SDF Negotiation: Sewer Discharge Factor (SDF) is used to calculate the volume of water that your site does not consume and instead enters the sewer system. The SDF on your water bill may be 20-40% of your spend on potable water use. The exact factor charged to you will be predetermined by your water supplier. These factors are based on bulk sewer discharge data from large numbers of users and then applied evenly across user demographics e.g. users with 20mm water meters, or users with 80mm water meters. This means that if your site does not discharge as much of you water use to the sewer as the rest of your demographic, you may be in a position to negotiate your SDF. Again, smart metering data is a powerful negotiating tool to demonstrate your usage behaviour and achieve a better deal.

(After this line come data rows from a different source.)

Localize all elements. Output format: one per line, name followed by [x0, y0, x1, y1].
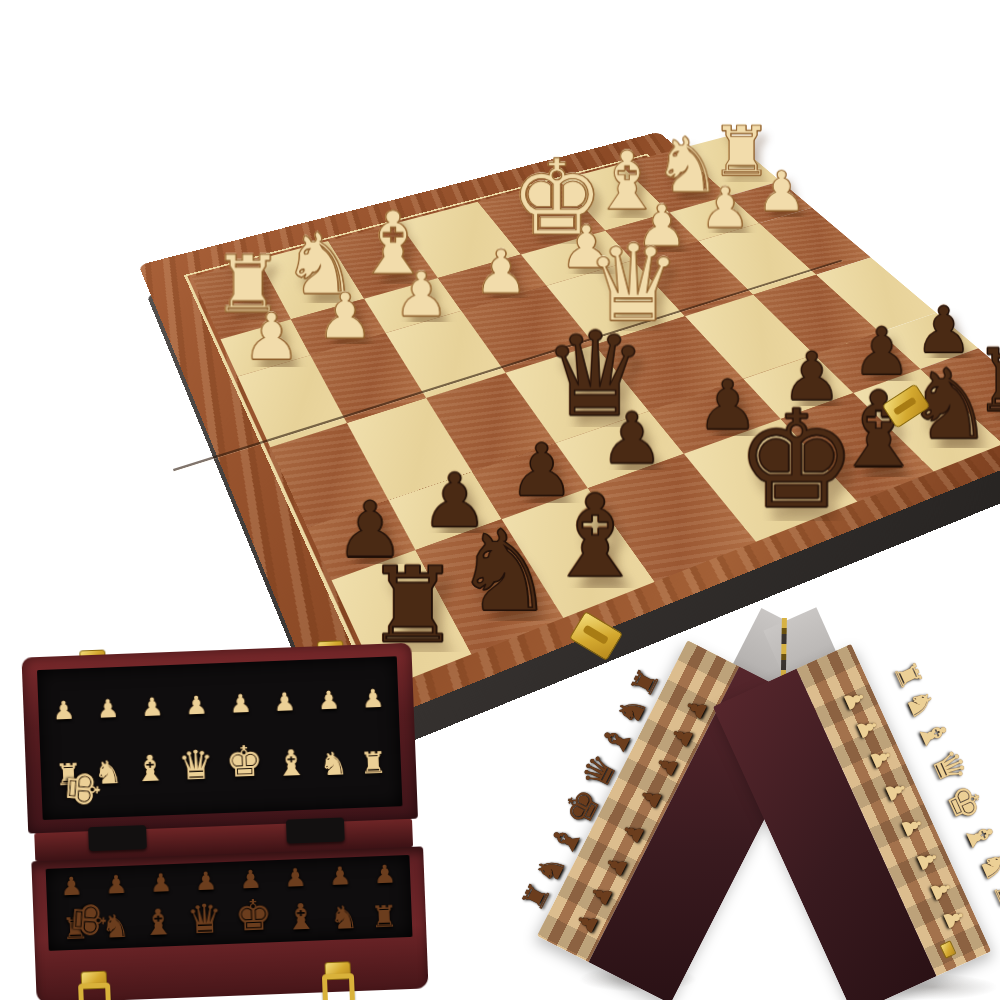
tray-pawn: ♟ [373, 862, 396, 888]
square-a4 [238, 355, 347, 447]
tent-dark-pawn: ♟ [681, 694, 712, 724]
white-pawn: ♟ [474, 242, 528, 302]
tray-pawn: ♟ [96, 696, 119, 722]
tray-pawn: ♟ [60, 874, 83, 900]
tray-pawn: ♟ [239, 867, 262, 893]
tray-rook: ♜ [370, 901, 398, 932]
white-pawn: ♟ [757, 164, 807, 219]
tent-dark-pawn: ♟ [652, 751, 683, 781]
tray-pawn: ♟ [52, 698, 75, 724]
lid-loose-king: ♚ [57, 768, 111, 811]
box-lid: ♟♟♟♟♟♟♟♟ ♜♞♝♛♚♝♞♜ ♚ [22, 643, 418, 834]
tray-bishop: ♝ [275, 745, 309, 782]
white-pawn: ♟ [317, 285, 374, 348]
tent-dark-pawn: ♟ [667, 722, 698, 752]
box-latch-right-icon [321, 961, 353, 1000]
base-loose-king: ♚ [63, 898, 117, 941]
tray-pawn: ♟ [185, 693, 208, 719]
tray-pawn: ♟ [149, 870, 172, 896]
storage-box: ♟♟♟♟♟♟♟♟ ♜♞♝♛♚♝♞♜ ♚ ♟♟♟♟♟♟♟♟ ♜♞♝♛♚♝♞♜ ♚ [22, 643, 429, 1000]
tent-light-pawn: ♟ [866, 743, 897, 773]
black-king: ♚ [736, 392, 857, 527]
lid-pawn-row: ♟♟♟♟♟♟♟♟ [46, 686, 391, 724]
open-chess-board: ♜♞♝♚♝♞♜♟♟♟♟♟♟♟♟♛♛♟♟♟♟♟♟♟♟♜♞♝♚♝♞♜ [212, 26, 872, 686]
tray-pawn: ♟ [194, 869, 217, 895]
tray-pawn: ♟ [317, 688, 340, 714]
tent-light-pawn: ♟ [912, 845, 943, 875]
black-pawn: ♟ [600, 403, 663, 474]
product-photo: ♜♞♝♚♝♞♜♟♟♟♟♟♟♟♟♛♛♟♟♟♟♟♟♟♟♜♞♝♚♝♞♜ ♟♟♟♟♟♟♟… [0, 0, 1000, 1000]
tray-pawn: ♟ [284, 865, 307, 891]
box-latch-left-icon [78, 971, 110, 1000]
board-squares: ♜♞♝♚♝♞♜♟♟♟♟♟♟♟♟♛♛♟♟♟♟♟♟♟♟♜♞♝♚♝♞♜ [192, 158, 948, 668]
latch-ring [322, 973, 355, 1000]
tray-bishop: ♝ [141, 904, 175, 941]
latch-ring [78, 983, 111, 1000]
foam-pad-left [88, 825, 147, 851]
tray-queen: ♛ [177, 744, 214, 785]
tray-pawn: ♟ [273, 689, 296, 715]
folded-board-tent: ♜♟♞♟♝♟♛♟♚♟♝♟♞♟♜♟ ♟♜♟♞♟♝♟♛♟♚♟♝♟♞♟♜ [538, 598, 998, 1000]
tray-knight: ♞ [319, 747, 349, 780]
tray-pawn: ♟ [140, 694, 163, 720]
tray-pawn: ♟ [229, 691, 252, 717]
base-felt-tray: ♟♟♟♟♟♟♟♟ ♜♞♝♛♚♝♞♜ ♚ [46, 855, 413, 951]
tray-knight: ♞ [329, 901, 359, 934]
tent-light-pawn: ♟ [839, 685, 870, 715]
foam-pad-right [286, 817, 345, 843]
lid-felt-tray: ♟♟♟♟♟♟♟♟ ♜♞♝♛♚♝♞♜ ♚ [37, 656, 402, 820]
tray-king: ♚ [225, 740, 264, 783]
tray-bishop: ♝ [284, 898, 318, 935]
black-bishop: ♝ [544, 480, 646, 594]
tray-king: ♚ [234, 894, 273, 937]
white-pawn: ♟ [700, 180, 750, 236]
tent-light-pawn: ♟ [897, 812, 928, 842]
tent-dark-pawn: ♟ [601, 851, 632, 881]
tent-dark-pawn: ♟ [618, 818, 649, 848]
white-pawn: ♟ [393, 264, 448, 326]
tent-light-pawn: ♟ [852, 713, 883, 743]
tray-pawn: ♟ [361, 686, 384, 712]
tray-queen: ♛ [186, 898, 223, 939]
white-pawn: ♟ [243, 305, 301, 369]
tray-pawn: ♟ [328, 864, 351, 890]
tent-light-pawn: ♟ [881, 776, 912, 806]
tray-pawn: ♟ [105, 872, 128, 898]
tray-bishop: ♝ [133, 750, 167, 787]
tray-rook: ♜ [359, 748, 387, 779]
tent-dark-pawn: ♟ [636, 783, 667, 813]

SDF negotiations are most common for facilities with water reuse and factories where a large portion of potable water leaves the site as a component of a product but can be achieved for any site that can make a case. Water management firms can assist with this process and negotiate on your behalf for faster results.
Improve Retail Contracts: Smart metering can help users realise areas for cost improvements with different plans or by switching retailers. For example a large gas user under an on-peak/off-peak supply contract with smart metering data can see in detail when their usage is occurring. This becomes a powerful negotiating tool with retailers to improve your existing contract or shop for a new one.

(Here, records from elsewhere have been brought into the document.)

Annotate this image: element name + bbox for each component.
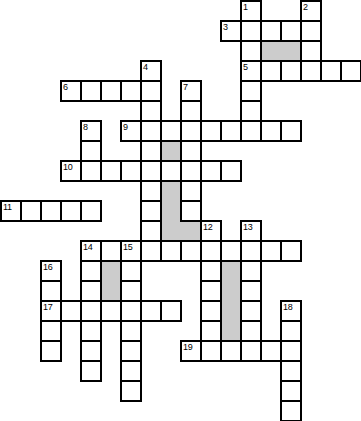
crossword-grid: 12345678910111213141516171819 [1, 1, 361, 421]
grid-cell[interactable] [281, 241, 301, 261]
shaded-cell [161, 201, 181, 221]
grid-cell[interactable] [41, 341, 61, 361]
grid-cell[interactable] [241, 281, 261, 301]
grid-cell[interactable] [181, 141, 201, 161]
grid-cell[interactable] [141, 101, 161, 121]
grid-cell[interactable]: 18 [281, 301, 301, 321]
grid-cell[interactable] [121, 321, 141, 341]
grid-cell[interactable] [201, 281, 221, 301]
clue-number: 11 [3, 202, 12, 212]
grid-cell[interactable] [261, 241, 281, 261]
grid-cell[interactable] [241, 241, 261, 261]
clue-number: 14 [83, 242, 92, 252]
grid-cell[interactable] [141, 121, 161, 141]
grid-cell[interactable] [281, 321, 301, 341]
shaded-connector [180, 222, 182, 240]
grid-cell[interactable] [181, 241, 201, 261]
clue-number: 1 [243, 2, 248, 12]
clue-number: 2 [303, 2, 308, 12]
shaded-cell [161, 221, 181, 241]
grid-cell[interactable] [101, 81, 121, 101]
grid-cell[interactable] [281, 341, 301, 361]
clue-number: 3 [223, 22, 228, 32]
grid-cell[interactable]: 4 [141, 61, 161, 81]
grid-cell[interactable] [221, 121, 241, 141]
shaded-connector [162, 200, 180, 202]
grid-cell[interactable] [21, 201, 41, 221]
grid-cell[interactable] [121, 281, 141, 301]
shaded-cell [281, 41, 301, 61]
grid-cell[interactable] [121, 341, 141, 361]
shaded-connector [222, 320, 240, 322]
grid-cell[interactable] [121, 381, 141, 401]
grid-cell[interactable] [141, 141, 161, 161]
shaded-cell [221, 321, 241, 341]
grid-cell[interactable] [181, 101, 201, 121]
grid-cell[interactable] [41, 201, 61, 221]
grid-cell[interactable] [141, 241, 161, 261]
grid-cell[interactable] [101, 241, 121, 261]
grid-cell[interactable] [241, 321, 261, 341]
grid-cell[interactable]: 11 [1, 201, 21, 221]
grid-cell[interactable] [81, 141, 101, 161]
clue-number: 6 [63, 82, 68, 92]
grid-cell[interactable] [181, 121, 201, 141]
grid-cell[interactable] [81, 341, 101, 361]
clue-number: 13 [243, 222, 252, 232]
shaded-connector [280, 42, 282, 60]
clue-number: 7 [183, 82, 188, 92]
grid-cell[interactable] [201, 341, 221, 361]
grid-cell[interactable] [141, 181, 161, 201]
shaded-cell [221, 281, 241, 301]
clue-number: 5 [243, 62, 248, 72]
clue-number: 9 [123, 122, 128, 132]
grid-cell[interactable] [241, 21, 261, 41]
grid-cell[interactable]: 5 [241, 61, 261, 81]
grid-cell[interactable] [121, 81, 141, 101]
grid-cell[interactable] [241, 341, 261, 361]
shaded-connector [102, 280, 120, 282]
grid-cell[interactable] [201, 121, 221, 141]
shaded-cell [101, 281, 121, 301]
grid-cell[interactable] [281, 401, 301, 421]
grid-cell[interactable] [141, 221, 161, 241]
shaded-cell [161, 181, 181, 201]
grid-cell[interactable]: 12 [201, 221, 221, 241]
grid-cell[interactable] [81, 361, 101, 381]
grid-cell[interactable]: 7 [181, 81, 201, 101]
grid-cell[interactable] [161, 241, 181, 261]
clue-number: 10 [63, 162, 72, 172]
grid-cell[interactable] [121, 361, 141, 381]
clue-number: 12 [203, 222, 212, 232]
grid-cell[interactable] [81, 301, 101, 321]
grid-cell[interactable] [121, 161, 141, 181]
grid-cell[interactable]: 9 [121, 121, 141, 141]
grid-cell[interactable] [201, 301, 221, 321]
clue-number: 4 [143, 62, 148, 72]
grid-cell[interactable] [121, 301, 141, 321]
grid-cell[interactable]: 17 [41, 301, 61, 321]
grid-cell[interactable] [81, 261, 101, 281]
grid-cell[interactable] [281, 381, 301, 401]
grid-cell[interactable]: 3 [221, 21, 241, 41]
grid-cell[interactable] [221, 341, 241, 361]
grid-cell[interactable] [81, 201, 101, 221]
grid-cell[interactable] [81, 161, 101, 181]
grid-cell[interactable] [321, 61, 341, 81]
grid-cell[interactable]: 15 [121, 241, 141, 261]
grid-cell[interactable] [201, 161, 221, 181]
grid-cell[interactable]: 13 [241, 221, 261, 241]
grid-cell[interactable] [341, 61, 361, 81]
grid-cell[interactable] [301, 21, 321, 41]
shaded-cell [221, 261, 241, 281]
grid-cell[interactable] [201, 241, 221, 261]
grid-cell[interactable]: 10 [61, 161, 81, 181]
grid-cell[interactable] [161, 121, 181, 141]
shaded-cell [101, 261, 121, 281]
grid-cell[interactable] [141, 301, 161, 321]
grid-cell[interactable] [281, 61, 301, 81]
grid-cell[interactable]: 1 [241, 1, 261, 21]
grid-cell[interactable] [61, 301, 81, 321]
shaded-connector [222, 300, 240, 302]
grid-cell[interactable] [141, 81, 161, 101]
clue-number: 19 [183, 342, 192, 352]
grid-cell[interactable] [181, 201, 201, 221]
shaded-connector [222, 280, 240, 282]
grid-cell[interactable]: 19 [181, 341, 201, 361]
grid-cell[interactable] [81, 321, 101, 341]
clue-number: 18 [283, 302, 292, 312]
grid-cell[interactable] [261, 21, 281, 41]
grid-cell[interactable] [81, 81, 101, 101]
grid-cell[interactable] [181, 161, 201, 181]
grid-cell[interactable] [101, 301, 121, 321]
shaded-cell [261, 41, 281, 61]
shaded-connector [162, 220, 180, 222]
grid-cell[interactable]: 6 [61, 81, 81, 101]
grid-cell[interactable] [121, 261, 141, 281]
grid-cell[interactable] [241, 121, 261, 141]
grid-cell[interactable] [221, 161, 241, 181]
grid-cell[interactable] [281, 21, 301, 41]
grid-cell[interactable] [101, 161, 121, 181]
grid-cell[interactable] [241, 301, 261, 321]
clue-number: 15 [123, 242, 132, 252]
shaded-cell [161, 141, 181, 161]
crossword-board: 12345678910111213141516171819 [0, 0, 361, 421]
grid-cell[interactable] [261, 121, 281, 141]
grid-cell[interactable] [301, 41, 321, 61]
grid-cell[interactable]: 16 [41, 261, 61, 281]
clue-number: 16 [43, 262, 52, 272]
grid-cell[interactable] [241, 81, 261, 101]
grid-cell[interactable] [141, 201, 161, 221]
grid-cell[interactable] [241, 101, 261, 121]
clue-number: 8 [83, 122, 88, 132]
grid-cell[interactable] [241, 261, 261, 281]
grid-cell[interactable] [281, 121, 301, 141]
clue-number: 17 [43, 302, 52, 312]
grid-cell[interactable] [181, 181, 201, 201]
shaded-cell [181, 221, 201, 241]
grid-cell[interactable] [201, 261, 221, 281]
grid-cell[interactable] [61, 201, 81, 221]
grid-cell[interactable]: 2 [301, 1, 321, 21]
grid-cell[interactable] [261, 61, 281, 81]
grid-cell[interactable] [161, 301, 181, 321]
grid-cell[interactable] [41, 281, 61, 301]
grid-cell[interactable] [161, 161, 181, 181]
grid-cell[interactable]: 14 [81, 241, 101, 261]
grid-cell[interactable] [221, 241, 241, 261]
grid-cell[interactable] [261, 341, 281, 361]
grid-cell[interactable]: 8 [81, 121, 101, 141]
grid-cell[interactable] [281, 361, 301, 381]
grid-cell[interactable] [41, 321, 61, 341]
grid-cell[interactable] [141, 161, 161, 181]
grid-cell[interactable] [201, 321, 221, 341]
grid-cell[interactable] [81, 281, 101, 301]
shaded-cell [221, 301, 241, 321]
grid-cell[interactable] [301, 61, 321, 81]
grid-cell[interactable] [241, 41, 261, 61]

Increase Sub-metering: If your data analysis concludes that you don’t have enough clarity of your resource use to solve problems and make the informed decisions, then increasing the number of metering points may improve your insight. Install new sub-meters and expand the smart metering system to include key branch lines and high usage equipment e.g. cooling towers, wash down facilities and irrigation.
Every day there are multi-million dollar decisions made based on insights gained from smart metering around the world. Taking action to improve efficiency is a fundamental part of any successful smart metering project.